Accordingly, I agree that my community property interest, if any, in such
securities of Purchaser in which the Seller may receive any interest in
connection with the transactions shall be bound by this First Amendment and that
such consent is binding upon my executors, administrators, heirs and assigns. I
acknowledge that the foregoing is not intended to, and shall not be construed
as, conferring or creating in me any interest in any securities of Prism which
the Seller may receive in connection with the transactions. I hereby
acknowledge that I have been afforded the opportunity to have this First
Amendment and this Consent reviewed by a counsel of my own choosing.
/s/ Xxxxxx Xxxxxx Barbera
-------------------------
Xxxxxx Xxxxxx Xxxxxxx
CONSENT OF SPOUSE
I am the spouse of the Seller, Xxxxxxx Xxxxxxx, and hereby join in the
execution of this First Amendment to evidence my knowledge of its existence and
acknowledgment that I understand and agree to the provisions of this First
Amendment and that I desire to bind to the performance of this First Amendment
my interest, if any, in any shares of any securities of Prism in which the
Seller may receive an interest in connection with the transactions.
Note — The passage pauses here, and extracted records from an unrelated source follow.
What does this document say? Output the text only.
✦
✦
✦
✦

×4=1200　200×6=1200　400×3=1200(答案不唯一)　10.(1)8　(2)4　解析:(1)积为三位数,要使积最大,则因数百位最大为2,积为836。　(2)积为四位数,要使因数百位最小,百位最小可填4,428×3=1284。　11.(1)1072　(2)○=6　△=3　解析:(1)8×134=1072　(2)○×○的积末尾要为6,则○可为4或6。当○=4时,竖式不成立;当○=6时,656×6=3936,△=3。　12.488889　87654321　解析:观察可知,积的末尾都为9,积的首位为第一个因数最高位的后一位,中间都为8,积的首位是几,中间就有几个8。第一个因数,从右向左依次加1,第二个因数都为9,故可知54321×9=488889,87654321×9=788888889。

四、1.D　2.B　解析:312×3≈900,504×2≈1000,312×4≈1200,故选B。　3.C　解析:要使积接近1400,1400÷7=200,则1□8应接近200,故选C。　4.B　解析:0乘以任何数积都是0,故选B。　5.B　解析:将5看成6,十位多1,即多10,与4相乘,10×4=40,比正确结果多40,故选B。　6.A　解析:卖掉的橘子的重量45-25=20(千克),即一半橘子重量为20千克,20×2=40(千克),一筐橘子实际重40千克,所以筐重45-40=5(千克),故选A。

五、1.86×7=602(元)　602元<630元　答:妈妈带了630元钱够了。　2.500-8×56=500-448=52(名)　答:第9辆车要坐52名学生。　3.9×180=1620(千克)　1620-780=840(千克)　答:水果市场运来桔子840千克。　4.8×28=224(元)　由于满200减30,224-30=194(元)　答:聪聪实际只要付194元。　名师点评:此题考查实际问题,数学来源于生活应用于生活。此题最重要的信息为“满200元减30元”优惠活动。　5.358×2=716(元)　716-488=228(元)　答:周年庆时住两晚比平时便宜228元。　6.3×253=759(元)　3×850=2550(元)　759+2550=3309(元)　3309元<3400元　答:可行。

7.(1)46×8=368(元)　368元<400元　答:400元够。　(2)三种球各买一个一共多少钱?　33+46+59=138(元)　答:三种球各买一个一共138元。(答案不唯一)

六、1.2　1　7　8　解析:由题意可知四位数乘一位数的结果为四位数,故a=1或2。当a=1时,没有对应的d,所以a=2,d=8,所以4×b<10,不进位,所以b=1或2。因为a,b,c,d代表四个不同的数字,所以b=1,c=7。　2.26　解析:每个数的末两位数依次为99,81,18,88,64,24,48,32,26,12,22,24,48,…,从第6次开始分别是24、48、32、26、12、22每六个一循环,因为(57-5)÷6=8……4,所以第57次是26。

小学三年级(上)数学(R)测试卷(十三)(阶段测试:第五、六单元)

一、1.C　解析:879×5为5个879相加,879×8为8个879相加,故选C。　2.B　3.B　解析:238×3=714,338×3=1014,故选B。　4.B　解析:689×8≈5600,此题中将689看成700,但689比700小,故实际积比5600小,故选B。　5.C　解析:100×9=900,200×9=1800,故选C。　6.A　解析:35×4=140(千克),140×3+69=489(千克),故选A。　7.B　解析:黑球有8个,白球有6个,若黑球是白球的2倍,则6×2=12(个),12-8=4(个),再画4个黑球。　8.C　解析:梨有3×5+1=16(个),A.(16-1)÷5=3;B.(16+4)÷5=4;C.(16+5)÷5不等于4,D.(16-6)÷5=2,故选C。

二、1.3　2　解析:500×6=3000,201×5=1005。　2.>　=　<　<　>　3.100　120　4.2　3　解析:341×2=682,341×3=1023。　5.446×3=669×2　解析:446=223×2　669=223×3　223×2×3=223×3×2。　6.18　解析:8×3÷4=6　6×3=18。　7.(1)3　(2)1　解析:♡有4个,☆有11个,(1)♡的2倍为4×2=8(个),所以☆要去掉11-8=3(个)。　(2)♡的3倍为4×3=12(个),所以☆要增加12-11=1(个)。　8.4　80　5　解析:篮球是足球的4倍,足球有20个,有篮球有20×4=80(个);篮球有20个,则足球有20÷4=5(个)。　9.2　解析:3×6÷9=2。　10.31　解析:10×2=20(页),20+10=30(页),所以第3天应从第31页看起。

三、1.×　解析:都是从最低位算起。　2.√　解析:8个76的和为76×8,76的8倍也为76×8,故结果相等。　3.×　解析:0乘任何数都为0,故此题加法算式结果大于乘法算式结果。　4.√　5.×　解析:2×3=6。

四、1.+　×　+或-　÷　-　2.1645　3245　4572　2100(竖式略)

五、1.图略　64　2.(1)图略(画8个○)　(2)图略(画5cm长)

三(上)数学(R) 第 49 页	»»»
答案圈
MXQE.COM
Accordingly, I agree that my community property interest, if any, in such
securities of Purchaser in which the Seller may receive any interest in
connection with the transactions shall be bound by this First Amendment and that
such consent is binding upon my executors, administrators, heirs and assigns. I
acknowledge that the foregoing is not intended to, and shall not be construed
as, conferring or creating in me any interest in any securities of Prism which
the Seller may receive in connection with the transactions. I hereby
acknowledge that I have been afforded the opportunity to have this First
Amendment and this Consent reviewed by a counsel of my own choosing.